Aesthetic Plast Surg. 2003 Sep-Oct;27(5):411-7. doi: 10.1007/s00266-003-3049-3. Epub 2003 Dec 4.
Poor wound healing remains a critical problem in our daily practice of surgery, exerting a heavy toll on our patients as well as on the health care system. In susceptible individuals, scars can become raised, reddish, and rigid, may cause itching and pain, and might even lead to serious cosmetic and functional problems. Hypertrophic scars do not occur spontaneously in animals, which explains the lack of experimental models for the study of pathologic scar modulation. We present the results of three clinical comparative prospective studies that we have conducted. In the first study, secondary healing and cosmetic appearance following healing of partial thickness skin graft donor sites under dry (semi-open Sofra-Tulle dressing) and moist (moist exposed burn ointment, MEBO) was assessed. In the second study, healing of the donor sites was evaluated following treatment with Tegaderm or MEBO, two different types of moisture-retentive dressings. In the third study, 3 comparable groups of primarily healed wounds were evaluated. One group was treated by topical antibiotic ointment, the second group was treated by Moist Exposed Burn Ointment (MEBO), and the third group did not receive any topical treatment. In the second study, secondary healing of partial thickness skin graft donor sites was evaluated following treatment with Tegaderm or MEBO, two different types of moisture-retentive dressings. In the second and third studies, healed wounds were evaluated with the quantitative scale for scar assessment described by Beausang et al. Statistical analysis revealed that for both types of wound healing, scar quality was significantly superior in those wounds treated with MEBO.

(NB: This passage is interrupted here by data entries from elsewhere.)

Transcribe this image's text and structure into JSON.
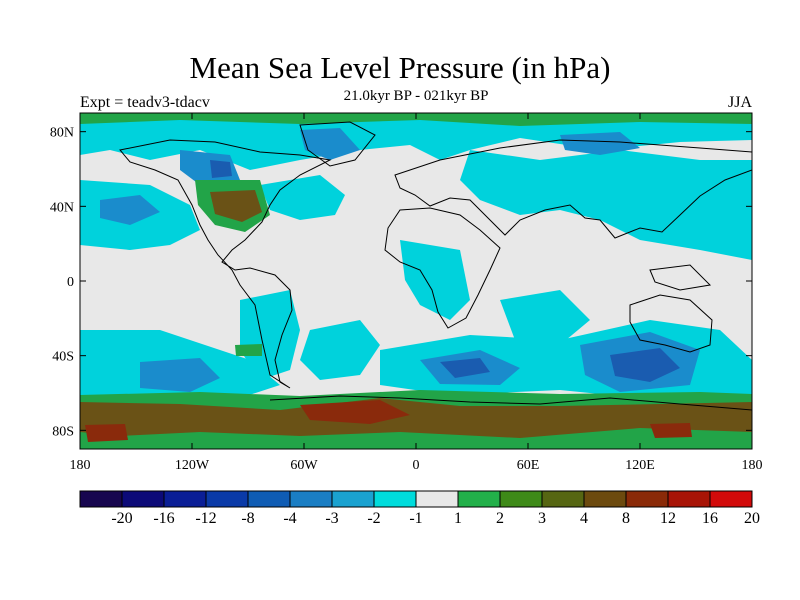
{
  "title": "Mean Sea Level Pressure (in hPa)",
  "subtitle": "21.0kyr BP - 021kyr BP",
  "left_label": "Expt = teadv3-tdacv",
  "right_label": "JJA",
  "map": {
    "lat_ticks": [
      "80N",
      "40N",
      "0",
      "40S",
      "80S"
    ],
    "lat_values": [
      80,
      40,
      0,
      -40,
      -80
    ],
    "lon_ticks": [
      "180",
      "120W",
      "60W",
      "0",
      "60E",
      "120E",
      "180"
    ],
    "lon_values": [
      -180,
      -120,
      -60,
      0,
      60,
      120,
      180
    ],
    "lon_range": [
      -180,
      180
    ],
    "lat_range": [
      -90,
      90
    ],
    "background_color": "#e8e8e8"
  },
  "colorbar": {
    "labels": [
      "-20",
      "-16",
      "-12",
      "-8",
      "-4",
      "-3",
      "-2",
      "-1",
      "1",
      "2",
      "3",
      "4",
      "8",
      "12",
      "16",
      "20"
    ],
    "colors": [
      "#17064f",
      "#0c0a78",
      "#0a1e96",
      "#0a3aa8",
      "#0f5cb4",
      "#1a7ec4",
      "#1aa2d0",
      "#00dcdc",
      "#e8e8e8",
      "#22b04a",
      "#3e8a18",
      "#566612",
      "#6c4a0e",
      "#8a2a08",
      "#a81406",
      "#d20a0a"
    ]
  }
}
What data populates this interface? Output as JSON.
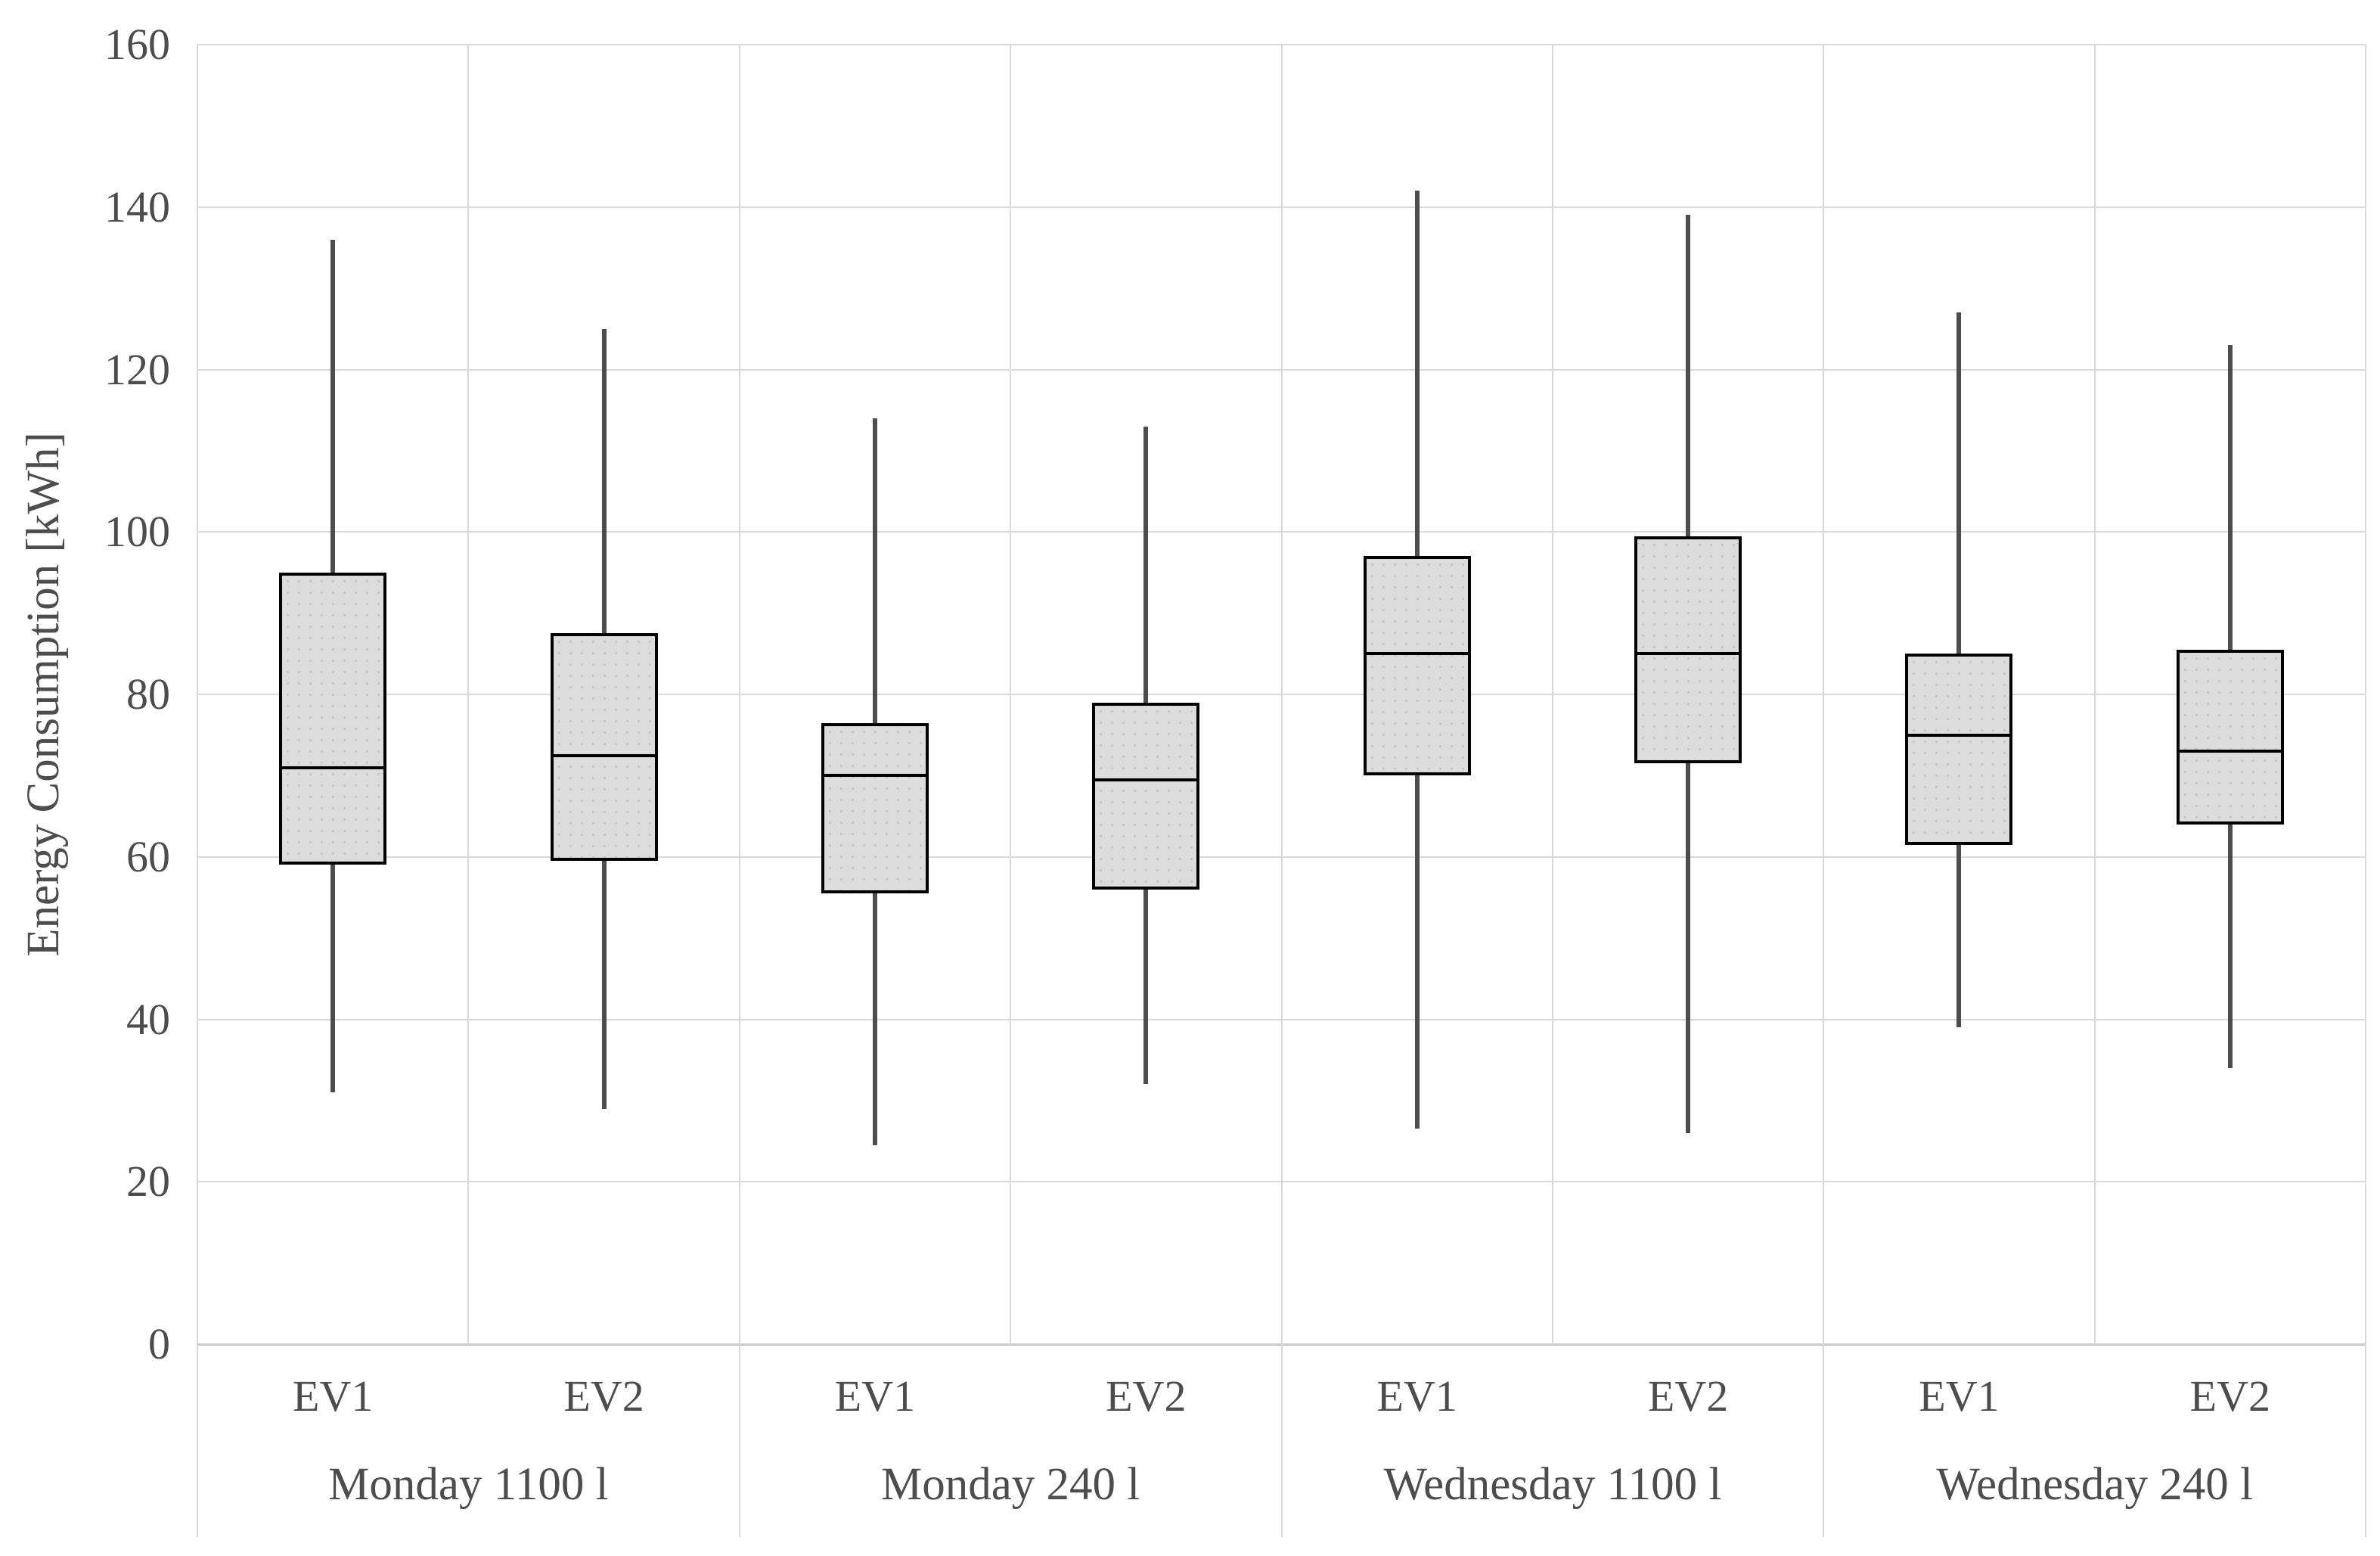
{
  "chart_data": {
    "type": "boxplot",
    "title": "",
    "xlabel": "",
    "ylabel": "Energy Consumption [kWh]",
    "ylim": [
      0,
      160
    ],
    "y_ticks": [
      0,
      20,
      40,
      60,
      80,
      100,
      120,
      140,
      160
    ],
    "grid": true,
    "legend": "none",
    "colors": {
      "box_fill": "#dcdcdc",
      "box_border": "#000000",
      "median": "#000000",
      "whisker": "#4d4d4d",
      "gridline": "#d9d9d9",
      "text": "#4d4d4d",
      "background": "#ffffff"
    },
    "groups": [
      {
        "label": "Monday 1100 l",
        "boxes": [
          {
            "label": "EV1",
            "min": 31,
            "q1": 59,
            "median": 71,
            "q3": 95,
            "max": 136
          },
          {
            "label": "EV2",
            "min": 29,
            "q1": 59.5,
            "median": 72.5,
            "q3": 87.5,
            "max": 125
          }
        ]
      },
      {
        "label": "Monday 240 l",
        "boxes": [
          {
            "label": "EV1",
            "min": 24.5,
            "q1": 55.5,
            "median": 70,
            "q3": 76.5,
            "max": 114
          },
          {
            "label": "EV2",
            "min": 32,
            "q1": 56,
            "median": 69.5,
            "q3": 79,
            "max": 113
          }
        ]
      },
      {
        "label": "Wednesday 1100 l",
        "boxes": [
          {
            "label": "EV1",
            "min": 26.5,
            "q1": 70,
            "median": 85,
            "q3": 97,
            "max": 142
          },
          {
            "label": "EV2",
            "min": 26,
            "q1": 71.5,
            "median": 85,
            "q3": 99.5,
            "max": 139
          }
        ]
      },
      {
        "label": "Wednesday 240 l",
        "boxes": [
          {
            "label": "EV1",
            "min": 39,
            "q1": 61.5,
            "median": 75,
            "q3": 85,
            "max": 127
          },
          {
            "label": "EV2",
            "min": 34,
            "q1": 64,
            "median": 73,
            "q3": 85.5,
            "max": 123
          }
        ]
      }
    ]
  }
}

在我们日常的外科手术实践中,伤口愈合不良仍然是一个关键问题,给我们的患者以及医疗保健系统都带来了沉重负担。在易感个体中,疤痕可能会隆起、发红且变硬,可能会引起瘙痒和疼痛,甚至可能导致严重的美容和功能问题。肥厚性疤痕在动物身上不会自发出现,这就解释了为何缺乏用于研究病理性疤痕调节的实验模型。我们展示了我们所进行的三项临床比较前瞻性研究的结果。在第一项研究中,评估了在干燥(半开放式索肤特敷料)和湿润(湿润烧伤膏,MEBO)条件下,部分厚度皮肤移植供区愈合后的二期愈合情况及美容外观。在第二项研究中,评估了用两种不同类型的保湿敷料——泰德皮肤贴膜或MEBO治疗后供区的愈合情况。在第三项研究中,对三组主要愈合的伤口进行了评估。一组用局部抗生素软膏治疗,第二组用湿润烧伤膏(MEBO)治疗,第三组未接受任何局部治疗。在第二项研究中,评估了用两种不同类型的保湿敷料——泰德皮肤贴膜或MEBO治疗后,部分厚度皮肤移植供区的二期愈合情况。在第二项和第三项研究中,用Beausang等人描述的疤痕评估定量量表对愈合的伤口进行了评估。统计分析表明,对于这两种类型的伤口愈合,用MEBO治疗的伤口疤痕质量明显更优。